After ending revenue decline, Cisco plans to spend tax act bounty on shareholders
Cisco Systems Inc. broke a six-quarter streak of declining revenue, showing a 3 percent uptick in sales driven by its new products as well as strength in applications and security products.
The revenue rise in the networking giant’s fiscal second quarter wasn’t entirely a surprise, since it had forecast a 1 to 3 percent improvement three months ago, but it was at the top end of that estimate. The question, still to be answered for certain, is whether Cisco has finally turned the corner in its long quest to transition its business from a dependence on declining hardware to more of a software and subscription-based services company.
But today’s results indicate solid progress on that front, and Cisco’s new forecast calls for even stronger growth this year of 3 to 5 percent. What’s more, recurring revenues from software and subscriptions jumped 36 percent, accounting for a third of overall revenues. “While the company has more to show quarter after quarter, it appears the turnaround is happening and Cisco CEO Chuck Robbins and team deserve a lot of credit,” said Patrick Moorhead, president and principal analyst at Moor Insights & Strategy.
Robbins (pictured) said in comments during the earnings conference call that the results reflected both the company’s fastest-ever ramp-up of a new network switch, the Catalyst 9000 introduced last June, and its software and cloud efforts. “We made continued progress in shifting more of our business to software and subscriptions,” he said.
Cisco, which is the world’s largest maker of network switches and routers for moving data over the internet and large corporate networks, reported today that its second-quarter profit before certain costs such as stock compensation and the impact of the tax bill rose to $3.1 billion, or 63 cents a share, from a year ago. Revenue rose 3 percent, to $11.9 billion.
That beat analysts’ projections of an adjusted profit of 59 cents, up 2 cents from a year ago, on 2 percent revenue growth, to $11.81 billion, according to a FactSet survey. On a net basis, Cisco lost $8.8 billion, or $1.78 a share thanks to an $11.1 billion charge on repatriation of $67 billion in overseas cash related to the new tax act, among the most announced by a company to date.
It appears that Cisco will spend a big chunk of the repatriated cash on shareholders. It announced a 14 percent increase in its quarterly dividend to 33 cents a share. It also said it will buy back an additional $25 billion in shares, bringing the total buyback amount to $31 billion over the next 18 to 24 months.
That won’t make skeptics of the new tax law happy, since some had predicted the money wouldn’t go toward hiring more people and doing research and development, as proponents of the measure had promised.
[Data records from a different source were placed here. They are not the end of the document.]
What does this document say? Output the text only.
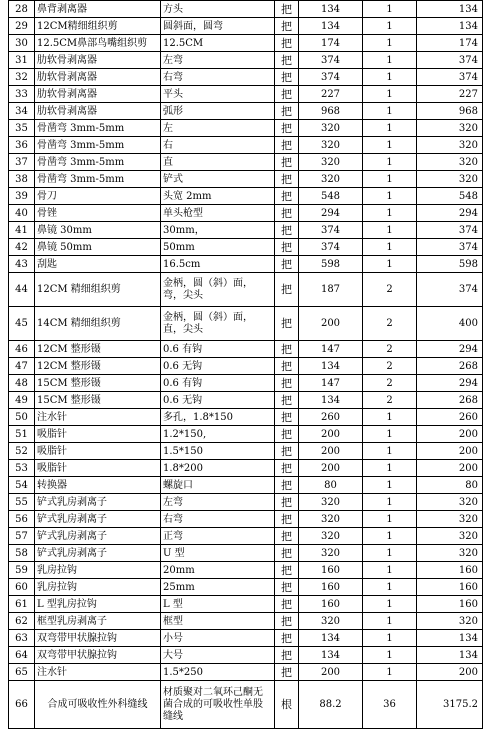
28	鼻背剥离器	方头	把	134	1	134
29	12CM精细组织剪	圆斜面，圆弯	把	134	1	134
30	12.5CM鼻部鸟嘴组织剪	12.5CM	把	174	1	174
31	肋软骨剥离器	左弯	把	374	1	374
32	肋软骨剥离器	右弯	把	374	1	374
33	肋软骨剥离器	平头	把	227	1	227
34	肋软骨剥离器	弧形	把	968	1	968
35	骨凿弯 3mm-5mm	左	把	320	1	320
36	骨凿弯 3mm-5mm	右	把	320	1	320
37	骨凿弯 3mm-5mm	直	把	320	1	320
38	骨凿弯 3mm-5mm	铲式	把	320	1	320
39	骨刀	头宽 2mm	把	548	1	548
40	骨锉	单头枪型	把	294	1	294
41	鼻镜 30mm	30mm，	把	374	1	374
42	鼻镜 50mm	50mm	把	374	1	374
43	刮匙	16.5cm	把	598	1	598
44	12CM 精细组织剪	金柄，圆（斜）面，弯，尖头	把	187	2	374
45	14CM 精细组织剪	金柄，圆（斜）面，直，尖头	把	200	2	400
46	12CM 整形镊	0.6 有钩	把	147	2	294
47	12CM 整形镊	0.6 无钩	把	134	2	268
48	15CM 整形镊	0.6 有钩	把	147	2	294
49	15CM 整形镊	0.6 无钩	把	134	2	268
50	注水针	多孔，1.8*150	把	260	1	260
51	吸脂针	1.2*150,	把	200	1	200
52	吸脂针	1.5*150	把	200	1	200
53	吸脂针	1.8*200	把	200	1	200
54	转换器	螺旋口	把	80	1	80
55	铲式乳房剥离子	左弯	把	320	1	320
56	铲式乳房剥离子	右弯	把	320	1	320
57	铲式乳房剥离子	正弯	把	320	1	320
58	铲式乳房剥离子	U 型	把	320	1	320
59	乳房拉钩	20mm	把	160	1	160
60	乳房拉钩	25mm	把	160	1	160
61	L 型乳房拉钩	L 型	把	160	1	160
62	框型乳房剥离子	框型	把	320	1	320
63	双弯带甲状腺拉钩	小号	把	134	1	134
64	双弯带甲状腺拉钩	大号	把	134	1	134
65	注水针	1.5*250	把	200	1	200
66	合成可吸收性外科缝线	材质聚对二氧环己酮无菌合成的可吸收性单股缝线	根	88.2	36	3175.2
But investors liked everything they heard, at least judging from after-hours trading, which saw Cisco shares rise almost 7 percent. On an up day for the market, Cisco’s shares had already closed up about 2 percent in regular trading, to $42.09. Shares had risen 20 percent since it reported fiscal first-quarter earnings in November. Update: In trading Thursday, shares rose almost 5 percent.
Cisco’s core infrastructure platforms, which include its networking hardware, saw only a 2 percent rise in revenue, to $6.7 billion, but applications and security each rose 6 percent. “That’s very positive given the investments the company has been making,” Moorhead said.
Investors are especially interested in deferred revenue, which includes subscription-based and software revenue. That rose 10 percent from a year ago, but the portion from recurring software and subscriptions jumped 36 percent.
Cisco has made some small inroads with large cloud computing providers such as Microsoft Corp., Google LLC and China’s Alibaba Group Holding Ltd., most of which have typically built their own networking hardware. The prospect of more business from so-called “hyperscale” companies prompted Nomura Instinet analyst Jeffrey Kvaal today to slap a buy rating on Cisco stock and raise his target price from $33 to $45 a share.
Still, Cisco has a long way to go before it can declare victory. “Cisco is still in its transformation to software and services, and gaining two percentage points more in that category is hardly a substantial shift year over year,” noted Holger Mueller, vice president and principal analyst at Constellation Research Inc. “But all good things take time and the Cisco transformation is moving along.”
The company also has made a series of moves and acquisitions to embrace newer businesses it’s betting on, from the cloud to security. In late January, it bought Skyport Systems Inc., which makes a specialized appliance combining compute, storage and networking components that’s designed to run companies’ most sensitive applications. Also in January, Cisco launched its own distribution of Kubernetes, widely used software to manage software containers that allow applications to run unchanged across a range of environments.
In October, Cisco spent $1.7 billion to purchase cloud business communications firm BroadSoft Inc., which provides more subscription-based recurring revenue. The same month, Cisco acquired machine learning-driven data analysis startup Perspica Inc. and signed a deal with Google to help corporate enterprises more easily develop software that spans private data centers and public cloud computing.
There could be even more or larger acquisitions to come. “Cisco could use extra cash coming onshore to make a transformative acquisition related to security, data analytics or as-a-service, which we think investors would applaud,” Barclays analyst Mark Moskowitz wrote in a note to clients.